49 The Financiers' submissions on cl 5.1(a)(iii) of the Required Consent Report should also be accepted. Conformably with cl 3.2(d)(i) of the Override Deed, the effect of cl 5.1(a)(iii) was to confirm that the payment of the Moly-Cop sale proceeds to the Financiers did not consequentially reduce the quantum of the amount in respect of which the Financiers were entitled to lodge a proof of debt. Additionally, and contrary to Epic's submissions, this clause did not seek (impermissibly) to vary the Financiers' entitlements under the DOCA but, rather, was consistent with cl 19.1 of the DOCA which provided that each Arrium creditor's entitlements were to be adjudicated by the Deed Administrators "as at the Appointment Date", namely 7 April 2016 (Sch A - Dictionary, definition of "Appointment Date").
50 As the expression "Amount Owing" is also used in cl 3 of the Deed Poll in its defined sense the use of the expression in that context is also to be construed conformably with its use in the Override Deed.

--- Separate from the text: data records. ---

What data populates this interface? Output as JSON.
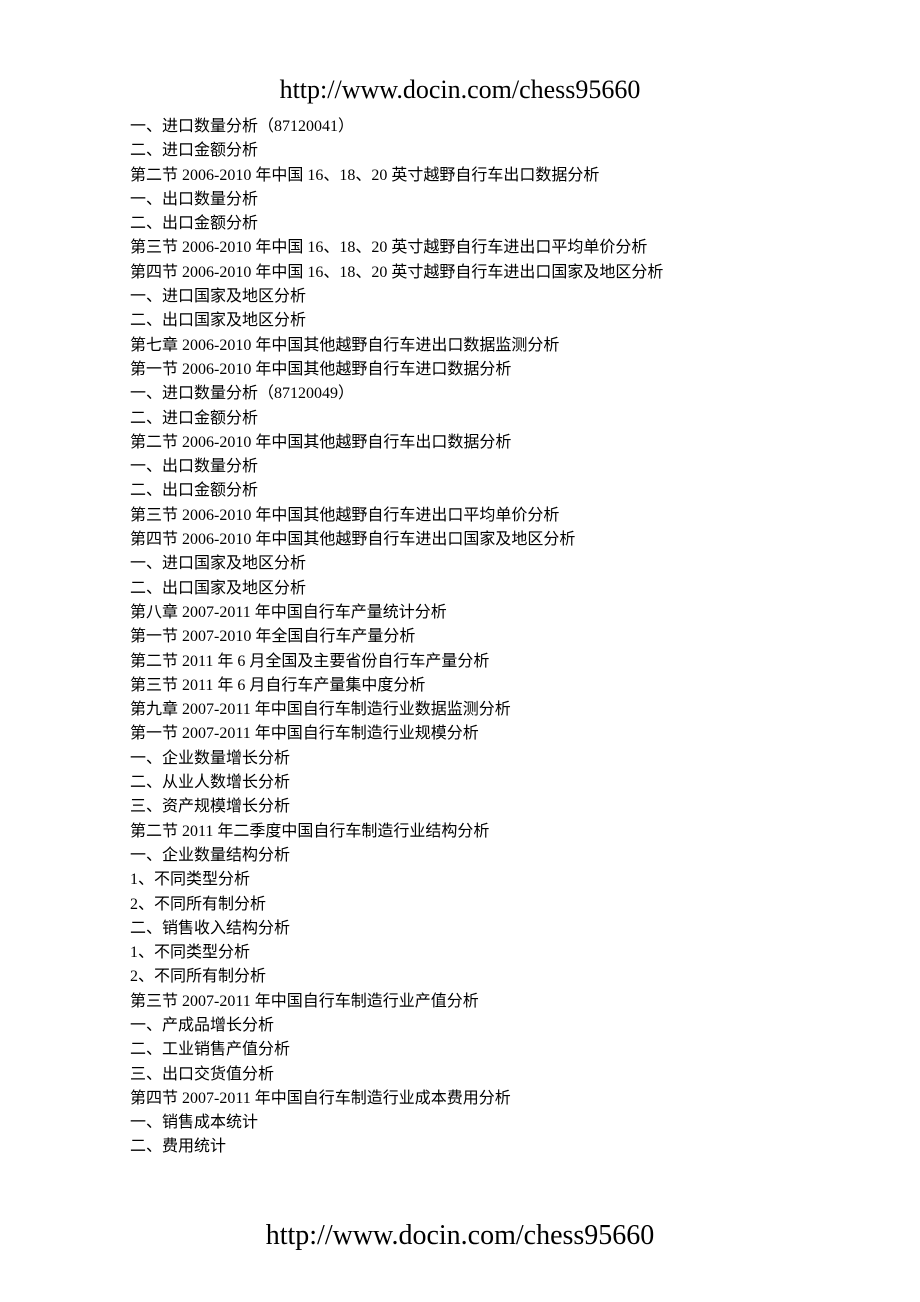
{
  "header_url": "http://www.docin.com/chess95660",
  "footer_url": "http://www.docin.com/chess95660",
  "lines": [
    "一、进口数量分析（87120041）",
    "二、进口金额分析",
    "第二节  2006-2010 年中国 16、18、20 英寸越野自行车出口数据分析",
    "一、出口数量分析",
    "二、出口金额分析",
    "第三节  2006-2010 年中国 16、18、20 英寸越野自行车进出口平均单价分析",
    "第四节  2006-2010 年中国 16、18、20 英寸越野自行车进出口国家及地区分析",
    "一、进口国家及地区分析",
    "二、出口国家及地区分析",
    "第七章  2006-2010 年中国其他越野自行车进出口数据监测分析",
    "第一节  2006-2010 年中国其他越野自行车进口数据分析",
    "一、进口数量分析（87120049）",
    "二、进口金额分析",
    "第二节  2006-2010 年中国其他越野自行车出口数据分析",
    "一、出口数量分析",
    "二、出口金额分析",
    "第三节  2006-2010 年中国其他越野自行车进出口平均单价分析",
    "第四节  2006-2010 年中国其他越野自行车进出口国家及地区分析",
    "一、进口国家及地区分析",
    "二、出口国家及地区分析",
    "第八章  2007-2011 年中国自行车产量统计分析",
    "第一节  2007-2010 年全国自行车产量分析",
    "第二节  2011 年 6 月全国及主要省份自行车产量分析",
    "第三节  2011 年 6 月自行车产量集中度分析",
    "第九章  2007-2011 年中国自行车制造行业数据监测分析",
    "第一节    2007-2011 年中国自行车制造行业规模分析",
    "一、企业数量增长分析",
    "二、从业人数增长分析",
    "三、资产规模增长分析",
    "第二节    2011 年二季度中国自行车制造行业结构分析",
    "一、企业数量结构分析",
    "1、不同类型分析",
    "2、不同所有制分析",
    "二、销售收入结构分析",
    "1、不同类型分析",
    "2、不同所有制分析",
    "第三节    2007-2011 年中国自行车制造行业产值分析",
    "一、产成品增长分析",
    "二、工业销售产值分析",
    "三、出口交货值分析",
    "第四节    2007-2011 年中国自行车制造行业成本费用分析",
    "一、销售成本统计",
    "二、费用统计"
  ]
}
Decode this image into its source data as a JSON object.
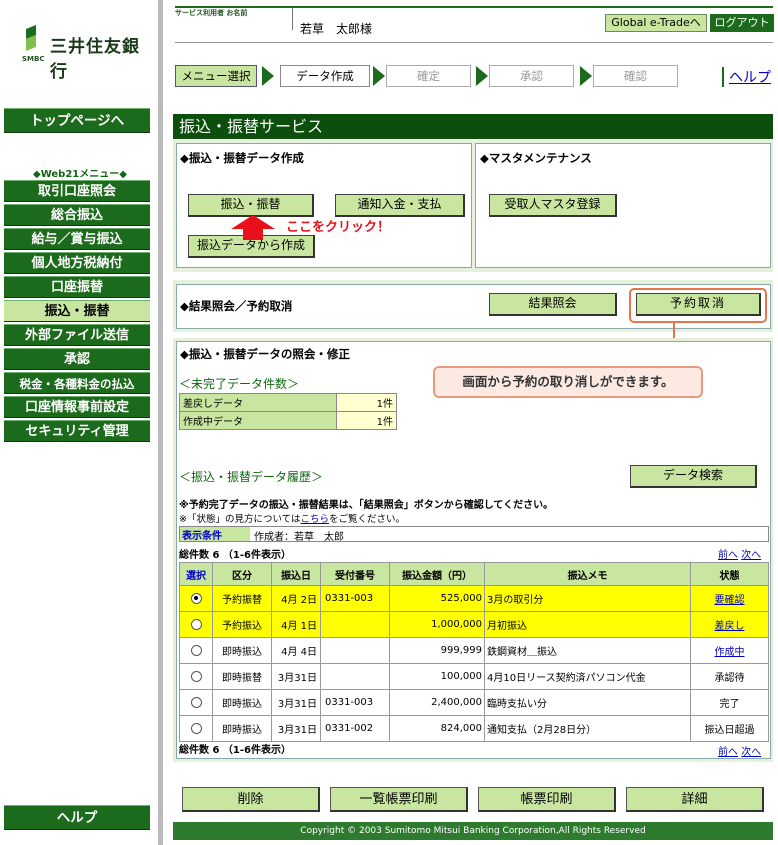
{
  "sidebar": {
    "bank_name": "三井住友銀行",
    "smbc": "SMBC",
    "top_page": "トップページへ",
    "menu_heading": "◆Web21メニュー◆",
    "items": [
      {
        "label": "取引口座照会"
      },
      {
        "label": "総合振込"
      },
      {
        "label": "給与／賞与振込"
      },
      {
        "label": "個人地方税納付"
      },
      {
        "label": "口座振替"
      },
      {
        "label": "振込・振替"
      },
      {
        "label": "外部ファイル送信"
      },
      {
        "label": "承認"
      },
      {
        "label": "税金・各種料金の払込"
      },
      {
        "label": "口座情報事前設定"
      },
      {
        "label": "セキュリティ管理"
      }
    ],
    "help": "ヘルプ"
  },
  "header": {
    "user_label": "サービス利用者 お名前",
    "user_name": "若草　太郎様",
    "global_btn": "Global e-Tradeへ",
    "logout_btn": "ログアウト",
    "help_link": "ヘルプ"
  },
  "steps": [
    "メニュー選択",
    "データ作成",
    "確定",
    "承認",
    "確認"
  ],
  "title": "振込・振替サービス",
  "create": {
    "title": "◆振込・振替データ作成",
    "btn_transfer": "振込・振替",
    "btn_notice": "通知入金・支払",
    "btn_from_data": "振込データから作成",
    "click_here": "ここをクリック！"
  },
  "master": {
    "title": "◆マスタメンテナンス",
    "btn_payee": "受取人マスタ登録"
  },
  "result": {
    "title": "◆結果照会／予約取消",
    "btn_inquiry": "結果照会",
    "btn_cancel": "予約取消"
  },
  "callout": "画面から予約の取り消しができます。",
  "history": {
    "title": "◆振込・振替データの照会・修正",
    "incomplete_title": "＜未完了データ件数＞",
    "incomplete": [
      {
        "label": "差戻しデータ",
        "count": "1件"
      },
      {
        "label": "作成中データ",
        "count": "1件"
      }
    ],
    "history_title": "＜振込・振替データ履歴＞",
    "btn_search": "データ検索",
    "note1": "※予約完了データの振込・振替結果は、「結果照会」ボタンから確認してください。",
    "note2_pre": "※「状態」の見方については",
    "note2_link": "こちら",
    "note2_post": "をご覧ください。",
    "cond_label": "表示条件",
    "cond_value": "作成者：若草　太郎",
    "total": "総件数 6 （1-6件表示）",
    "prev": "前へ",
    "next": "次へ",
    "headers": [
      "選択",
      "区分",
      "振込日",
      "受付番号",
      "振込金額（円）",
      "振込メモ",
      "状態"
    ],
    "rows": [
      {
        "type": "予約振替",
        "date": "4月 2日",
        "no": "0331-003",
        "amount": "525,000",
        "memo": "3月の取引分",
        "status": "要確認",
        "status_link": true,
        "highlight": true,
        "checked": true
      },
      {
        "type": "予約振込",
        "date": "4月 1日",
        "no": "",
        "amount": "1,000,000",
        "memo": "月初振込",
        "status": "差戻し",
        "status_link": true,
        "highlight": true,
        "checked": false
      },
      {
        "type": "即時振込",
        "date": "4月 4日",
        "no": "",
        "amount": "999,999",
        "memo": "鉄鋼資材＿振込",
        "status": "作成中",
        "status_link": true,
        "highlight": false,
        "checked": false
      },
      {
        "type": "即時振替",
        "date": "3月31日",
        "no": "",
        "amount": "100,000",
        "memo": "4月10日リース契約済パソコン代金",
        "status": "承認待",
        "status_link": false,
        "highlight": false,
        "checked": false
      },
      {
        "type": "即時振込",
        "date": "3月31日",
        "no": "0331-003",
        "amount": "2,400,000",
        "memo": "臨時支払い分",
        "status": "完了",
        "status_link": false,
        "highlight": false,
        "checked": false
      },
      {
        "type": "即時振込",
        "date": "3月31日",
        "no": "0331-002",
        "amount": "824,000",
        "memo": "通知支払（2月28日分）",
        "status": "振込日超過",
        "status_link": false,
        "highlight": false,
        "checked": false
      }
    ]
  },
  "footer": {
    "btn_delete": "削除",
    "btn_list_print": "一覧帳票印刷",
    "btn_print": "帳票印刷",
    "btn_detail": "詳細",
    "copyright": "Copyright © 2003 Sumitomo Mitsui Banking Corporation,All Rights Reserved"
  },
  "colors": {
    "brand_green": "#1c6a1c",
    "light_green": "#c8e6a0",
    "highlight": "#ffff00",
    "callout_red": "#e8101a"
  }
}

Moreover, as required by cl 3.2(e) of the Override Deed, cl 3 of the Deed Poll confirmed par 3.2(d) of the Override Deed.
51 In my view, read in context, there is no uncertainty or ambiguity about the meaning of "Amount Owing", as that expression is used in each of the three documents under consideration, and I accept as correct the construction advanced by the Financiers that the Moly-Cop proceeds did not reduce the "Amount Owing" to the Financiers. Epic's claim that the Financiers' contentions "involve the proposition that the parties effected a transaction that was grossly uncommercial" does not assist its argument. Such a claim, as asserted by Epic, if it may properly be made (about which I express no view at all), and if it be relevant on the construction question, does not mean that the Court should not give the text the meaning that arises on the unambiguous language but adopt a different construction to avoid giving the documents an operation which may be grossly uncommercial. In such a circumstance, the uncommerciality of the transaction would be a consequence of the deal struck, not the construction of the language. Moreover, if I am wrong and there is ambiguity or uncertainty arising on the textual analysis, reference to the surrounding circumstances and mutual knowledge of the parties does not direct any different conclusion on the construction of the documents. The administrators and various Arrium Group companies entered into the contractual acknowledgments, undertakings and commitments contained in the three documents as part of the commercial arrangements reached by the parties to enable the Moly-Cop sale entities to be sold free from the Financiers' claims and in the context where the enterprise value of the Moly-Cop business was less than the Debt owing to the Financiers and the Financiers' release of the Moly-Cop sale entities from their obligations under the guarantees was necessary for the sale of those entities. As between the parties themselves, it cannot be said that the effect of the documents, on the construction I have found, makes commercial nonsense or causes commercial inconvenience in a way that casts doubt on whether the parties intended the documents to have the meaning conveyed by the textual analysis (Mount Bruce at [51]).
52 Accordingly, the answer to both parts of the question is "yes".
I certify that the preceding fifty-two (52) numbered paragraphs are a true copy of the Reasons for Judgment herein of the Honourable Justice Davies.